PAGAR: Taming Reward Misalignment in Inverse Reinforcement Learning-Based Imitation Learning with Protagonist Antagonist Guided Adversarial Reward
Weichao Zhou, Wenchao Li
TL;DR
Reward misalignment in IRL-based imitation learning can cause task failures when the inferred reward does not reflect the true objective. PAGAR introduces a semi-supervised reward design that optimizes a protagonist policy over a set of task-aligned rewards while competing against an antagonist under a minimax objective, effectively training under a mixture of rewards. The framework provides theoretical conditions for avoiding task failure and details an on-and-off policy algorithm that integrates IRL components, achieving superior performance and sample efficiency on challenging, partially observable, and transfer tasks.

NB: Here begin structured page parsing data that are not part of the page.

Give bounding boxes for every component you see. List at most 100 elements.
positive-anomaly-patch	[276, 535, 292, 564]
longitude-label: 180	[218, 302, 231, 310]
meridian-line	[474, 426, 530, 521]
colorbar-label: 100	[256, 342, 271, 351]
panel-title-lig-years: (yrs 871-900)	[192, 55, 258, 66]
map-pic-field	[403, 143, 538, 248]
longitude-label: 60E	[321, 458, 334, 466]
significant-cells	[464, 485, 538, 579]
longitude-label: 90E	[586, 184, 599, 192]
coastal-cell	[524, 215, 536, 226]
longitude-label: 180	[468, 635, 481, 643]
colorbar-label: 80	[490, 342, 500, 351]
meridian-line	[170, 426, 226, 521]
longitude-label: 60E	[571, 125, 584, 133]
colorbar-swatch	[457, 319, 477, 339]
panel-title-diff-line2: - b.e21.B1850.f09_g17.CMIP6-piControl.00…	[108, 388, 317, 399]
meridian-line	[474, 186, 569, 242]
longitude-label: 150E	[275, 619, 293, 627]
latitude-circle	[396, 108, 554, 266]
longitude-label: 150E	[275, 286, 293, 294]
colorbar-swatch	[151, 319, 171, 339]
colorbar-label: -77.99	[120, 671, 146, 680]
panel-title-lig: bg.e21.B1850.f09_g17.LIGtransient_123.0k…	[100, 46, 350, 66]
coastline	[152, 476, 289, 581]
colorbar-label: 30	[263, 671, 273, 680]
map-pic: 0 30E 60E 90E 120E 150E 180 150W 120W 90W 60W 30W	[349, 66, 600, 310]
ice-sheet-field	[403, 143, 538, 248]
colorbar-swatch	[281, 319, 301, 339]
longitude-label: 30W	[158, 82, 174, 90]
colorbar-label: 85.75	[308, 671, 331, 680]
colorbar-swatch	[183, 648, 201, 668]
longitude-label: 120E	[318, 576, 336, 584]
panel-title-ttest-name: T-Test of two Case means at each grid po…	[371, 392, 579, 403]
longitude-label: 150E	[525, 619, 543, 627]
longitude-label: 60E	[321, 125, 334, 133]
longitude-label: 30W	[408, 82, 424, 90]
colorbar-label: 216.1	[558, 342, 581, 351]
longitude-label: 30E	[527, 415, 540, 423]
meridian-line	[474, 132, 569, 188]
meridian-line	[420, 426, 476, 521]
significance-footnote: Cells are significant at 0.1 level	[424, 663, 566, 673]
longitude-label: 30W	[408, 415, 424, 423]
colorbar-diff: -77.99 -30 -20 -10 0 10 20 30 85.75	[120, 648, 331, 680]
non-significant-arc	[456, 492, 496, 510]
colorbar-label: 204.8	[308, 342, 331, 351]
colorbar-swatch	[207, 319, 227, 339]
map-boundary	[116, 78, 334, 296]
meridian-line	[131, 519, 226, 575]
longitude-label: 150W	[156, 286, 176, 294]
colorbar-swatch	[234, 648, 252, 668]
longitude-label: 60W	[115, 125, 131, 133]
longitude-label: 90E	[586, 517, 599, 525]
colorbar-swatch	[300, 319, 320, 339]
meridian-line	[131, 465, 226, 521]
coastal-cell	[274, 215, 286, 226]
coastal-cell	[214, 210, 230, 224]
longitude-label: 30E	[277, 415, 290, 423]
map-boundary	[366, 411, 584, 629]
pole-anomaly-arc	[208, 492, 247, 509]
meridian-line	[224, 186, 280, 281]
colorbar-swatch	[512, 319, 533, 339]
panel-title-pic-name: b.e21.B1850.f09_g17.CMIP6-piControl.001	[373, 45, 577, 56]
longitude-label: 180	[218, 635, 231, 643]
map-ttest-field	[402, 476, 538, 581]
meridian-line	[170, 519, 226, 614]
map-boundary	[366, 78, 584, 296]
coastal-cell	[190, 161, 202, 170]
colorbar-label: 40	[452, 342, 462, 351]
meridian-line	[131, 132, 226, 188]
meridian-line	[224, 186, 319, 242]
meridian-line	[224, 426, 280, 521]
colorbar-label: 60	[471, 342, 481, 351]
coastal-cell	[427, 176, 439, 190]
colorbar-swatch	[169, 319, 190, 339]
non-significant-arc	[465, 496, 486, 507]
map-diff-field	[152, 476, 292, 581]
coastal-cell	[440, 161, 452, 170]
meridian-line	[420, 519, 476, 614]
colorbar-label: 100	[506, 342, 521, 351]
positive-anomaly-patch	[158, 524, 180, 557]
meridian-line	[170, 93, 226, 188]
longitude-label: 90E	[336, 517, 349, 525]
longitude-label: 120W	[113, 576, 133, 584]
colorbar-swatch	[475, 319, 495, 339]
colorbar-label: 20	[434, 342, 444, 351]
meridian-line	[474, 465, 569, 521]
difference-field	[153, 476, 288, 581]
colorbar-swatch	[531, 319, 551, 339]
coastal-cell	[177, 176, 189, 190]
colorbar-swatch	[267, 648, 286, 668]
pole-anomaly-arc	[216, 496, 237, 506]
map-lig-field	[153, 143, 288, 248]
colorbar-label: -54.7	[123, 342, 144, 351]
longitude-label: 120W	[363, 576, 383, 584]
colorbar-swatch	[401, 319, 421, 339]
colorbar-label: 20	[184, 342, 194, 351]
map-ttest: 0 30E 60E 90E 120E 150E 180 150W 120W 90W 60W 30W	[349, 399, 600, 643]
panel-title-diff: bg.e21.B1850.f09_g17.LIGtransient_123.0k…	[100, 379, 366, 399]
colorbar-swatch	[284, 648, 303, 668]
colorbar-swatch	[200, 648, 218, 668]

This approach enhances robustness to reward misspecification and offers practical pathways for deploying IRL-based IL in real-world settings where the task objective is unknown or noisy.
Abstract
Many imitation learning (IL) algorithms employ inverse reinforcement learning (IRL) to infer the intrinsic reward function that an expert is implicitly optimizing for based on their demonstrated behaviors. However, in practice, IRL-based IL can fail to accomplish the underlying task due to a misalignment between the inferred reward and the objective of the task. In this paper, we address the susceptibility of IL to such misalignment by introducing a semi-supervised reward design paradigm called Protagonist Antagonist Guided Adversarial Reward (PAGAR). PAGAR-based IL trains a policy to perform well under mixed reward functions instead of a single reward function as in IRL-based IL. We identify the theoretical conditions under which PAGAR-based IL can avoid the task failures caused by reward misalignment. We also present a practical on-and-off policy approach to implementing PAGAR-based IL. Experimental results show that our algorithm outperforms standard IL baselines in complex tasks and challenging transfer settings.